Today is annual Election Day at Westhampton Beach but there is no notice of this on WHB’s website or on its calendar.

Lots of other events are listed but not the election. It’s as though officials were not really interested in encouraging the most votes possible.

Key issues on the line include whether WHB will agree to demands by Verizon and the East End Eruv Assn. that it permanently agree not to oppose a Jewish religious boundary called an eruv; whether trustees should have lifetime medical benefits after ten years of service, and whether $15-$25 million should be spent on a sewer for Main st. in WHB.

Trustee Hank Tucker, who has served eight years, will get lifetime health benefits if he is elected to another two-year term today.

He and trustee Patricia DiBenedetto are being opposed by local businesspeople Rob Rubio of Rubio Premier Motors and Brian Tymann of BGT Consulting and the Hampton Cigar Co.

Rubio and Tymann, noting that hospital and medical insurance costs are budgeted at $1.22 million of a $9.8M budget, are against lifetime benefits after ten years.

Said Tymann: “If all five trustees took medical benefits, the packages would total $150,000. We would eliminate $100,000 of that and adjust salaries to total $100,000 among the five trustees.”

He sees a net savings of $50,000 a year.

Tymann/Rubio Back Sewer

Tymann and Rubio are backing a new sewer to serve Main st., saying it would help bring back major restaurants and other businesses.
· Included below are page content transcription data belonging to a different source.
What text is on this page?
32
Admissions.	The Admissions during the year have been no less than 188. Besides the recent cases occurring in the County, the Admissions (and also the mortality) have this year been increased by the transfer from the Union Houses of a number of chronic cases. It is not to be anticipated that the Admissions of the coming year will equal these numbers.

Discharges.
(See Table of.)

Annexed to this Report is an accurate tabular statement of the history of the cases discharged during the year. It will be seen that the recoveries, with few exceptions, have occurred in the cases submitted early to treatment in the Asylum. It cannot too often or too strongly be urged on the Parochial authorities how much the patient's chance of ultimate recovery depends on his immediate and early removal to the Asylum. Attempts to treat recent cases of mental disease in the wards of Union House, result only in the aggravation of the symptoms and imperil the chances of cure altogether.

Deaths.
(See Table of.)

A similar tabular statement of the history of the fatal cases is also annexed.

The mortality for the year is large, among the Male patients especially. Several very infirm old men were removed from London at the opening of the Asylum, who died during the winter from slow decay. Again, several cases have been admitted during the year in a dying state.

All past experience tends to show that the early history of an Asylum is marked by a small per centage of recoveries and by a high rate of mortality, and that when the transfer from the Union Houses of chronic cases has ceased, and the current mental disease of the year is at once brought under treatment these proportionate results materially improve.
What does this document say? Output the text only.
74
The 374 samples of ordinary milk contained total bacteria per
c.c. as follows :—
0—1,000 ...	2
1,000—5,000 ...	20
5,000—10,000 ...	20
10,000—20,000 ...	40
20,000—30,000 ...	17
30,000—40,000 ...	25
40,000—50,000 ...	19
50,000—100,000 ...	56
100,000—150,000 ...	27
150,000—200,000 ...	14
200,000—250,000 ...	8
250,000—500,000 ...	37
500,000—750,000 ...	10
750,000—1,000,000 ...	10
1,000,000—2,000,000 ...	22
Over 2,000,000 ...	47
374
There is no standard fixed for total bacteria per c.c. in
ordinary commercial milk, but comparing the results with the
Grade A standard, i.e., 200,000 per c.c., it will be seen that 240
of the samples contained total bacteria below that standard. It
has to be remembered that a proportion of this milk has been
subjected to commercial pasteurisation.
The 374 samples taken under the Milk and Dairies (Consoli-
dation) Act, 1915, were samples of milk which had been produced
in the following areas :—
New businesses are not now allowed to open because of inadequate sewer capability.

However, former Mayor Conrad Teller, who lost his post last year to Marie Moore, said Main st. was a hotbed of activity in the 1960s and 70’s because WHB allowed “group rentals.”

Among businesses on Main st. was Club Marakesh, which was called the “hottest” night spot in the Hamptons. It featured nightly entertainment including a 10-piece orchestra on Thursday nights.

Teller said the singles took up many of the parking spaces and caused “noise, crime and many arrests.” Strict laws against unrelated people renting houses chased the singles to other places in the Hamptons and the Jersey shore.

He doubts that residents would allow a return of “groupie” houses. Nearly a dozen WHB restaurants and nightclubs closed when the singles left.

Teller feels that New York State and other local governments should share in the cost of a sewer system. He had won election in 2008 on a platform that opposed the system.

WHB Comments on Lack of Election Notice

Rosey Towers, Moore’s secretary, said WHB has never posted election information on its website and neither do other villages.

Such details are in the Western Edition of The Southampton Press, she noted.

Asked if we could visit with Mayor Moore, she said there is no time for dealing with reporters today because of the election.

Tomlinson Eruv Conference Is Published

The 6,000-word transcript of the conference Feb. 24 hosted by Judge Kathleen Tomlinson was posted on the District Court website June 16. Up until now, it has only been available for public inspection via a PDF of the transcript that was obtained by this website by hand-copying it.

Moore told a recent meeting of the trustees that more documents related to the eruv dispute would be put on WHB’s website. However, the site today shows the last entry to be Dec. 22, 2014.